REVIEW - WE LIVE IN TIME
Hubungan percintaan tak ubahnya sebuah cerita. Ada fase di mana dua sejoli bertemu lalu mengawali kisah mereka (first act), puncak dari segala naik-turun dinamika ketika pasangan berjuang mencapai tujuan (second act), dan penghujung jalan tatkala perjalanan mesti berakhir apa pun alasannya (third act). We Live in Time menampilkan itu, tapi tidak secara linear. Sehingga alih-alih mengikuti prosesnya setapak demi setapak, kita diajak melihat satu kanvas besar penuh yang memamerkan lukisan indah kaya warna.
Tobias (Andrew Garfield) bekerja di perusahaan sereal, sementara Almut (Florence Pugh) merupakan chef di restoran berbintang Michelin miliknya. Sangat berlawanan, namun bukan berarti keduanya sukar bersatu. Bahkan ketika perbedaan tujuan sempat menyeruak (tidak seperti Almut, Tobias ingin mempunyai anak) mereka tetap bersama. Naskah buatan Nick Payne mengingatkan pentingnya kompromi dalam "hubungan serius".
Kemajuan zaman turut membuat genre romansa berevolusi. Kini ia kerap dipakai sebagai medium untuk mengolah beragam isu, hingga yang paling sensitif sekalipun. Perkembangan tersebut bersifat positif, tapi tetap saja ada kerinduan akan kisah cinta sederhana, yang "hanya" menampilkan dua manusia green flag tengah memadu kasih. Tidak ada laki-laki misoginis, perselingkuhan, kekerasan, atau kebejatan yang disembunyikan.

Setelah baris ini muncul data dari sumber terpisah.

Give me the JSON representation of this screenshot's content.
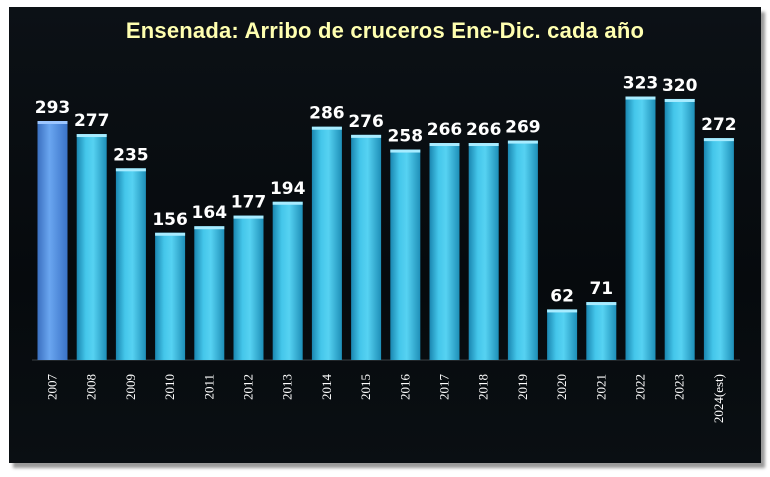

Dua pemeran utamanya menghidupkan pasangan baik hati tersebut dengan baik. Andrew Garfield sebagai Tobias yang seringkali agak canggung, Florence Pugh sebagai Almut yang penuh percaya diri. Keduanya menjalin chemistry manis sembari melakoni tiap momen secara natural, sehingga turut berhasil meyakinkan penonton bahwa mereka benar-benar tengah jatuh cinta.
Sayangnya, sekuat apa pun cinta pasangan ini, mereka tetap tak kuasa mengalahkan kanker ovarium yang menjangkiti Almut. Dari situlah alurnya membentuk format non-linear yang terus melompat antara tiga masa: awal pertemuan dua karakternya, ketika mereka berupaya memiliki anak, dan latar sekarang setelah Almut didiagnosis mengidap kanker stadium 3.
Lompatan-lompatan waktu di atas bak usaha Tobias dan Almut untuk melawan waktu, dengan menjalani kembali pengalaman-pengalaman indah dari masa lalu yang muncul dalam bentuk kilas balik memori. Di sisi lain, karena tidak melihat perjalanan protagonisnya secara linear, seperti satu lukisan di atas kanvas, mudah bagi penonton untuk mendapatkan potret lengkap tentang hubungan mereka.
Ya, We Live in Time memang sebuah tearjerker dengan penyakit kronis sebagai salah satu amunisi utama guna menjatuhkan air mata. Tapi di bawah arahan John Crowley selaku sutradara, filmnya menghindari pendekatan yang tampil melankolis secara berlebihan serta murahan. Sederhananya, ia adalah "tearjerker yang elegan".
Daripada memaksa penonton menangis, pengadeganan Crowley dan penulisan Payne cenderung memperindah momen-momen emosionalnya. Simak saja adegan melahirkan yang tak hanya menggelitik, tapi juga terasa cantik karena menitikberatkan pada perjuangan manusia-manusia yang terlibat, juga konklusinya yang berlatar di sebuah gelanggang es. Ketimbang meratapi nasib buruk dan kehilangan yang karakternya alami, We Live in Time memilih untuk berfokus pada bagaimana mereka menjalani hidup secara lengkap sehingga tak meninggalkan penyesalan sekecil apa pun.